Pubdate: Sat, 06 Sep 2003
Source: Lexington Herald-Leader (KY)
Copyright: 2003 Lexington Herald-Leader
Contact:  http://www.kentucky.com/mld/heraldleader/
Details: http://www.mapinc.org/media/240
Author: Matthew Pennington, Associated Press

HEROIN FINANCING AFGHAN RESISTANCE

Fall Of Taliban Revived Cultivation Of Opium Poppies

KABUL, Afghanistan - U.N. and Afghan officials have called for U.S.-led
coalition forces to help combat the booming drug trade that profits both
warlords with links to the government and terror groups fighting against it.

Afghanistan is the world's largest producer of opium, the raw material of
heroin, and last year accounted for about three-quarters of the global supply.

Production increased dramatically after the fall of the hard-line Taliban
regime, which had successfully banned cultivation of opium poppies.

Afghan and U.N. officials concede that among the major beneficiaries are
military commanders who are part of the current U.S.-backed government, but in
practice control their own private armies.
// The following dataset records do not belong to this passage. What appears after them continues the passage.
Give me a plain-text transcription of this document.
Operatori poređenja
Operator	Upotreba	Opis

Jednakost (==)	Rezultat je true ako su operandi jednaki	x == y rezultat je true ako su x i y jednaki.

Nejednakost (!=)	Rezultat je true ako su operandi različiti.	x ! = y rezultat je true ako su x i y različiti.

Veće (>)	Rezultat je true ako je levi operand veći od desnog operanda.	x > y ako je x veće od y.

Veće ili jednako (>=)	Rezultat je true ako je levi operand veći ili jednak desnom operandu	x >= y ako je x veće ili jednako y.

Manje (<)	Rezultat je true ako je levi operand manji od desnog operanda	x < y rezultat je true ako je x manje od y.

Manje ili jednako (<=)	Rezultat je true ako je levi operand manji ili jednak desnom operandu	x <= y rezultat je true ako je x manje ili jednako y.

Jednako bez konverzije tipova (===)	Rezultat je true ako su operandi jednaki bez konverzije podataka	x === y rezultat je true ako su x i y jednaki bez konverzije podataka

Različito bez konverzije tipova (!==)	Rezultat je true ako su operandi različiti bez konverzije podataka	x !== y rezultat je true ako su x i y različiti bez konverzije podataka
Many were instrumental in defeating
the Taliban regime in late 2001 and have operated in tandem with coalition
forces in the war on terror.

"You have a dramatic problem here: an illicit activity which is feeding a
monster with many heads," Antonio Maria Costa, the chief of the U.N. Office on
Drugs and Crime, said in an interview during a visit to Afghanistan last week.

Anti-drug experts suspect that al-Qaida and the Taliban, which have recently
stepped up resistance to the Afghan government, are also using proceeds from
the illicit trade to fund their activities. "I'm positive that drugs and
terrorists go side-by-side in Afghanistan," Mirwais Yasini, director-general of
the Counter Narcotics Directorate, said yesterday.

Costa said he was trying to persuade the 11,500-strong U.S.-led coalition
charged with hunting down followers of the terror groups to target drug
traffickers too -- a stand supported by Yasini.

He said Afghanistan produced 3,400 tons of opium last year -- a huge increase
on the final year of the Taliban, but less than the 4,600 tons in 1999 before
the Islamic hard-liners enforced their ban.

It's not yet clear how this year's crop will compare, but Costa predicted that
the revenue from opium cultivation would probably decrease significantly, as
prices had dropped by about 50 percent in the past year.

The wave of cheap heroin smuggled across Afghanistan's borders has alarmed
neighbors such as Russia, whose drugs control chief last week called for more
international pressure on Afghanistan to reduce the flow.

Costa said Afghanistan was virtually rebuilding from scratch after years of
war, and had little capacity to track down and prosecute drug dealers.